Durante diciembre y enero, católicos y agnósticos han sido los protagonistas de una batalla en Madrid. El gobierno que preside Manuela Carmena, de la coalición política de izquierdas “Ahora Madrid”, ha impregnado de laicidad a los madrileños.
El gobierno de “Ahora Madrid” busca gobernar, si no con laicidad, al menos con la aconfesionalidad que constitucionalmente se reconoce en España; sin embargo, el confrontamiento y la resistencia de una buena parte de los españoles a estas medidas, dejan claro que España es católica y bien católica, diga lo que diga su constitución.

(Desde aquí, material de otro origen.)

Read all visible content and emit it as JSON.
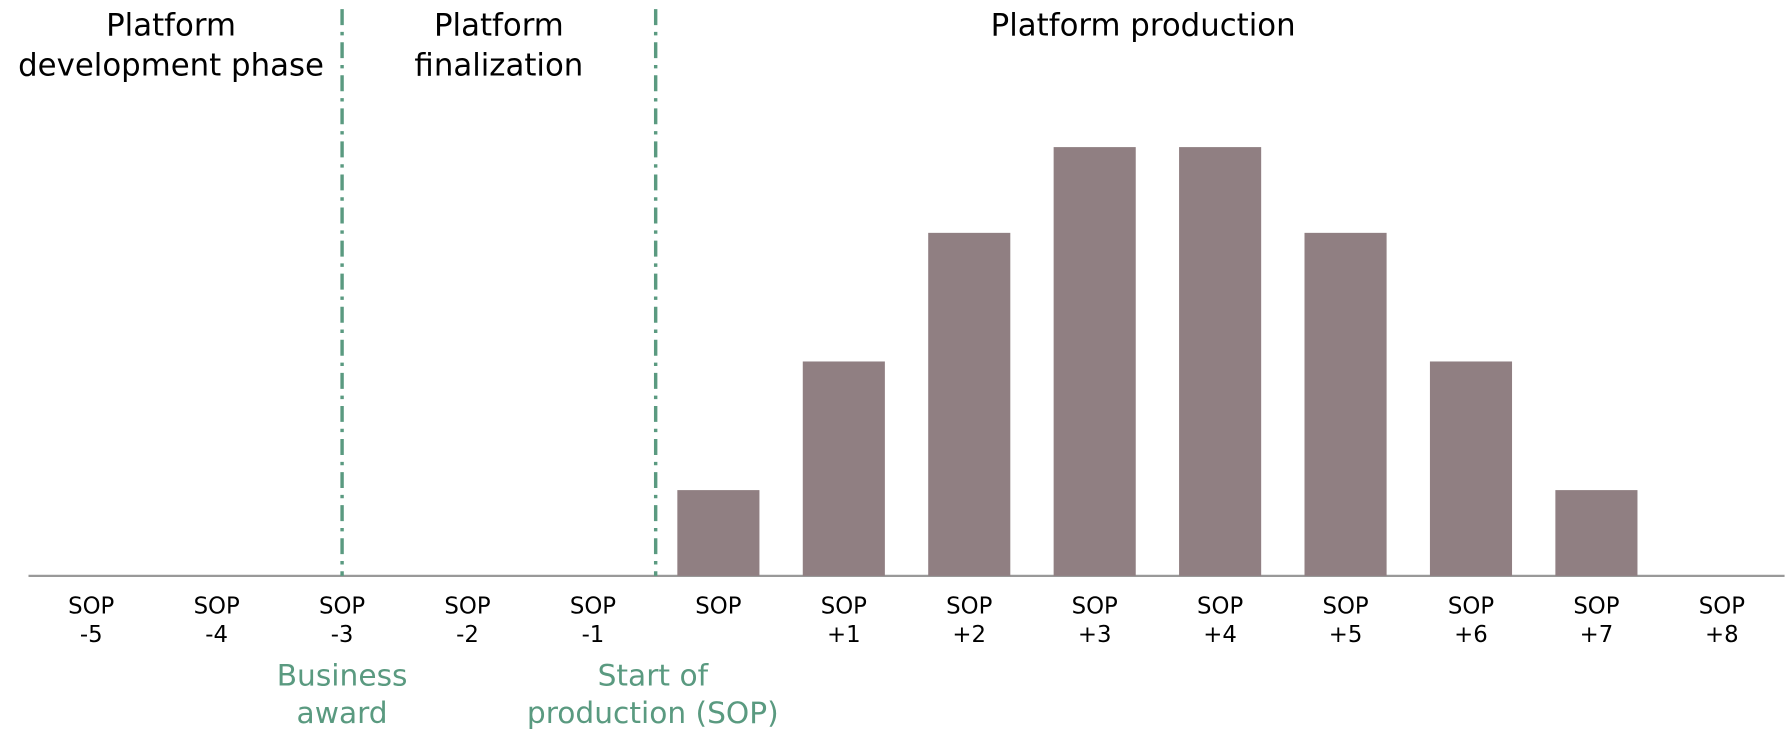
{
  "chart_data": {
    "type": "bar",
    "categories": [
      "SOP -5",
      "SOP -4",
      "SOP -3",
      "SOP -2",
      "SOP -1",
      "SOP",
      "SOP +1",
      "SOP +2",
      "SOP +3",
      "SOP +4",
      "SOP +5",
      "SOP +6",
      "SOP +7",
      "SOP +8"
    ],
    "values": [
      0,
      0,
      0,
      0,
      0,
      1,
      2.5,
      4,
      5,
      5,
      4,
      2.5,
      1,
      0
    ],
    "color": "#907f82",
    "phases": [
      "Platform\ndevelopment phase",
      "Platform\nfinalization",
      "Platform production"
    ],
    "milestones": [
      "Business\naward",
      "Start of\nproduction (SOP)"
    ],
    "milestone_color": "#5a9a80"
  }
}
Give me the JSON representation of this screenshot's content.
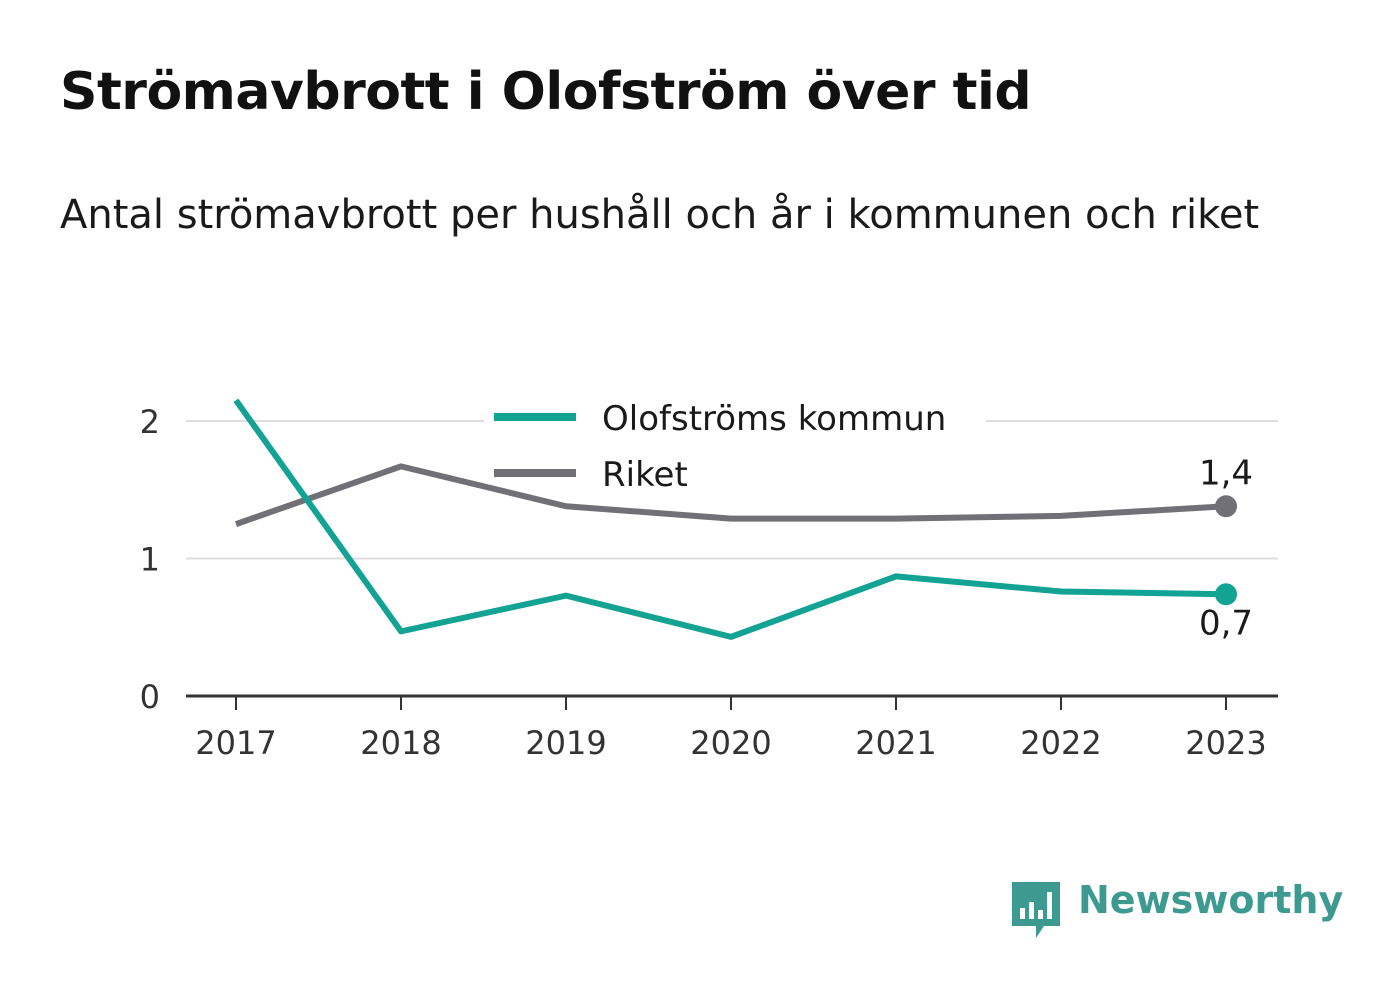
{
  "header": {
    "title": "Strömavbrott i Olofström över tid",
    "subtitle": "Antal strömavbrott per hushåll och år i kommunen och riket"
  },
  "brand": {
    "name": "Newsworthy",
    "icon": "newsworthy-logo-icon",
    "color": "#3c9a90"
  },
  "chart_data": {
    "type": "line",
    "x": [
      "2017",
      "2018",
      "2019",
      "2020",
      "2021",
      "2022",
      "2023"
    ],
    "yticks": [
      "0",
      "1",
      "2"
    ],
    "ylim": [
      0,
      2.2
    ],
    "grid": true,
    "legend_position": "top-center",
    "series": [
      {
        "name": "Olofströms kommun",
        "color": "#12a394",
        "values": [
          2.15,
          0.47,
          0.73,
          0.43,
          0.87,
          0.76,
          0.74
        ],
        "end_label": "0,7"
      },
      {
        "name": "Riket",
        "color": "#707076",
        "values": [
          1.25,
          1.67,
          1.38,
          1.29,
          1.29,
          1.31,
          1.38
        ],
        "end_label": "1,4"
      }
    ]
  }
}
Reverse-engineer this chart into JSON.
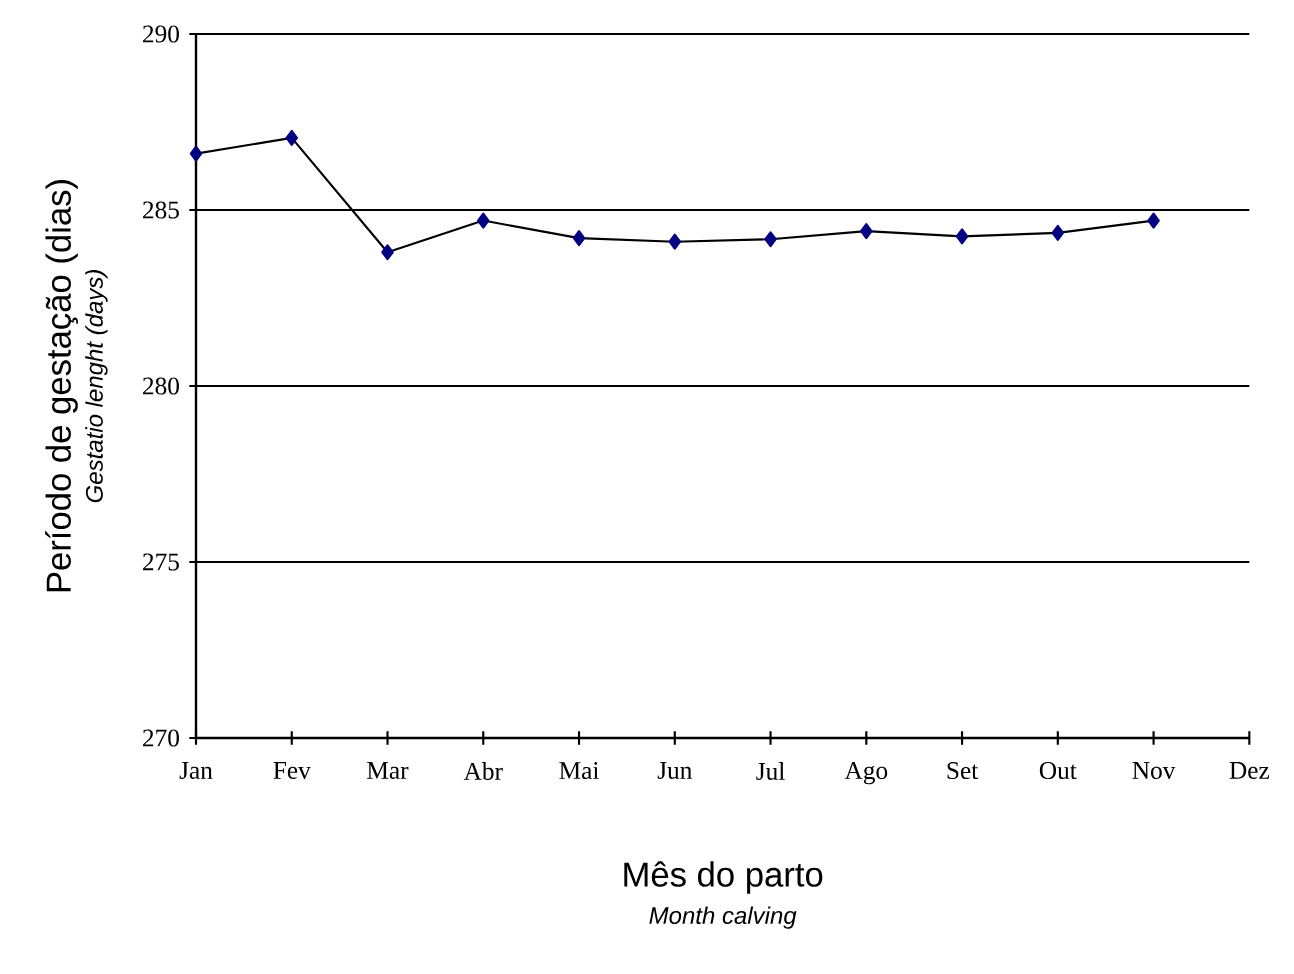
{
  "chart_data": {
    "type": "line",
    "xlabel": "Mês do parto",
    "ylabel": "Período de gestação (dias)",
    "annotations": [
      "Month calving",
      "Gestatio lenght (days)"
    ],
    "categories": [
      "Jan",
      "Fev",
      "Mar",
      "Abr",
      "Mai",
      "Jun",
      "Jul",
      "Ago",
      "Set",
      "Out",
      "Nov",
      "Dez"
    ],
    "values": [
      286.6,
      287.05,
      283.8,
      284.7,
      284.2,
      284.1,
      284.17,
      284.4,
      284.25,
      284.35,
      284.7,
      null
    ],
    "color": "#000080",
    "marker": "diamond",
    "line_style": "solid",
    "ylim": [
      270,
      290
    ],
    "yticks": [
      270,
      275,
      280,
      285,
      290
    ],
    "grid": "y"
  }
}
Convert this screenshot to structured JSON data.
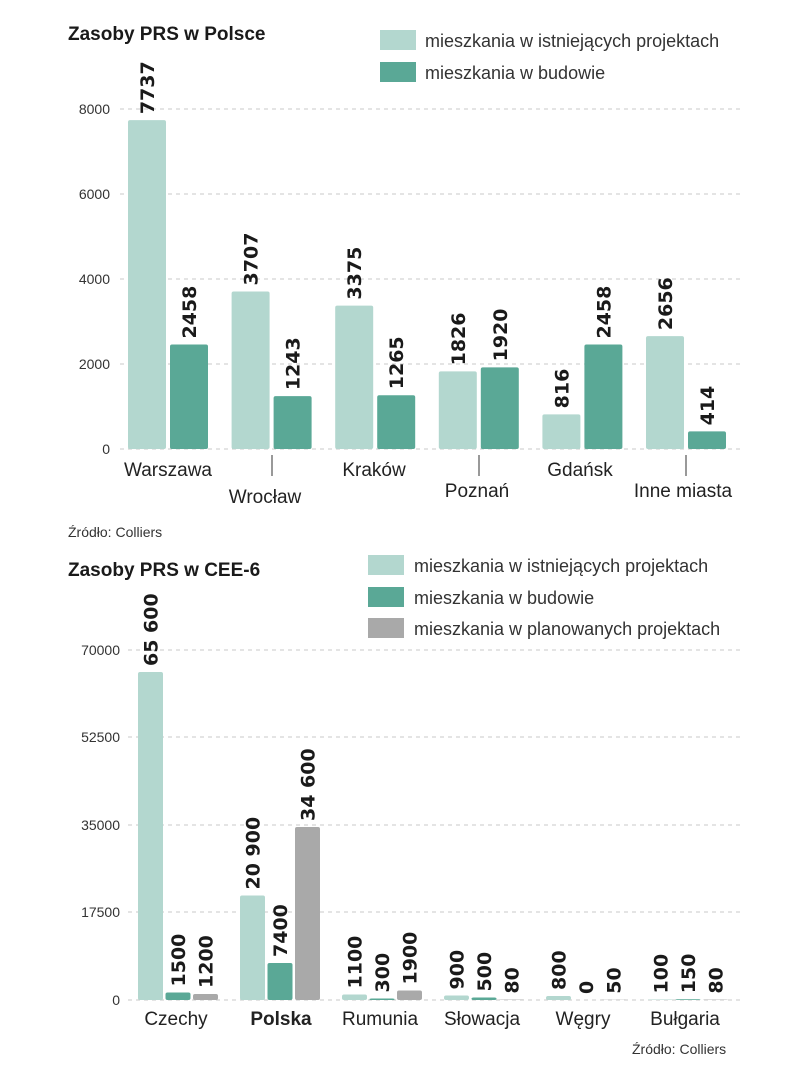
{
  "colors": {
    "existing": "#b3d7cf",
    "under_construction": "#5aa896",
    "planned": "#a9a9a9"
  },
  "chart_data": [
    {
      "type": "bar",
      "title": "Zasoby PRS w Polsce",
      "categories": [
        "Warszawa",
        "Wrocław",
        "Kraków",
        "Poznań",
        "Gdańsk",
        "Inne miasta"
      ],
      "series": [
        {
          "name": "mieszkania w istniejących projektach",
          "values": [
            7737,
            3707,
            3375,
            1826,
            816,
            2656
          ],
          "labels": [
            "7737",
            "3707",
            "3375",
            "1826",
            "816",
            "2656"
          ]
        },
        {
          "name": "mieszkania w budowie",
          "values": [
            2458,
            1243,
            1265,
            1920,
            2458,
            414
          ],
          "labels": [
            "2458",
            "1243",
            "1265",
            "1920",
            "2458",
            "414"
          ]
        }
      ],
      "yticks": [
        "0",
        "2000",
        "4000",
        "6000",
        "8000"
      ],
      "ylim": [
        0,
        8000
      ],
      "source": "Źródło:  Colliers"
    },
    {
      "type": "bar",
      "title": "Zasoby PRS w CEE-6",
      "categories": [
        "Czechy",
        "Polska",
        "Rumunia",
        "Słowacja",
        "Węgry",
        "Bułgaria"
      ],
      "series": [
        {
          "name": "mieszkania w istniejących projektach",
          "values": [
            65600,
            20900,
            1100,
            900,
            800,
            100
          ],
          "labels": [
            "65 600",
            "20 900",
            "1100",
            "900",
            "800",
            "100"
          ]
        },
        {
          "name": "mieszkania w budowie",
          "values": [
            1500,
            7400,
            300,
            500,
            0,
            150
          ],
          "labels": [
            "1500",
            "7400",
            "300",
            "500",
            "0",
            "150"
          ]
        },
        {
          "name": "mieszkania w planowanych projektach",
          "values": [
            1200,
            34600,
            1900,
            80,
            50,
            80
          ],
          "labels": [
            "1200",
            "34 600",
            "1900",
            "80",
            "50",
            "80"
          ]
        }
      ],
      "yticks": [
        "0",
        "17500",
        "35000",
        "52500",
        "70000"
      ],
      "ylim": [
        0,
        70000
      ],
      "source": "Źródło:  Colliers"
    }
  ]
}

El artículo 16 de la máxima ley española señala que
“1) se garantiza la libertad ideológica, religiosa y de culto de los individuos y las comunidades sin más limitación, en sus manifestaciones, que la necesaria para el mantenimiento del orden público protegido por la ley; 2) nadie podrá ser obligado a declarar sobre su ideología, religión o creencias; y, 3) ninguna confesión tendrá carácter estatal. Los poderes públicos tendrán en cuenta las creencias religiosas de la sociedad española y mantendrán las consiguientes relaciones de cooperación con la iglesia Católica y las demás confesiones.”
La RAE define lo aconfesional como lo “que no pertenece ni está adscrito a ninguna confesión religiosa”. Se distingue de la laicidad en que reconoce las creencias religiosas y establece relaciones entre estas y el Estado, aunque no pretende asumir una como la religión estatal (mientras que lo laico no asume religión alguna; dejando a cualquiera excluida del espacio público).
Sin embargo, estas relaciones, al menos en estados mayoritaria y tradicionalmente católicos como España, no resultan igualitarias entre todas las religiones. Como ejemplo, basta ver un calendario laboral: los únicos días declarados oficialmente inhábiles por festividades religiosas son únicamente los relacionados con el catolicismo (por cierto, esto también sucede en nuestro México laico).
La realidad es que la religión católica impera sobre las demás y no solo eso, también se vincula totalmente con el ejercicio público, dejando en letra muerta la proclamación de aconfesionalidad que señala la constitución.
Esto puede justificarse por la cantidad de fieles que tiene las religiones dominantes, como el catolicismo. Por ello, cuando un gobierno con aspiraciones laicistas o aconfesionales pone límites a la creencia religiosa predominante, la mayoría se siente lastimada en sus creencias, tradiciones y costumbres.
Entonces, ¿es legítimo que un gobierno rompa con las tradiciones de un Estado por apegarse al texto constitucional? ¿Es la mejor solución limitar a la religión dominante? ¿No sería mejor ampliar los derechos y espacios de las creencias minoritarias en razón, precisamente, de esa aconfesionalidad?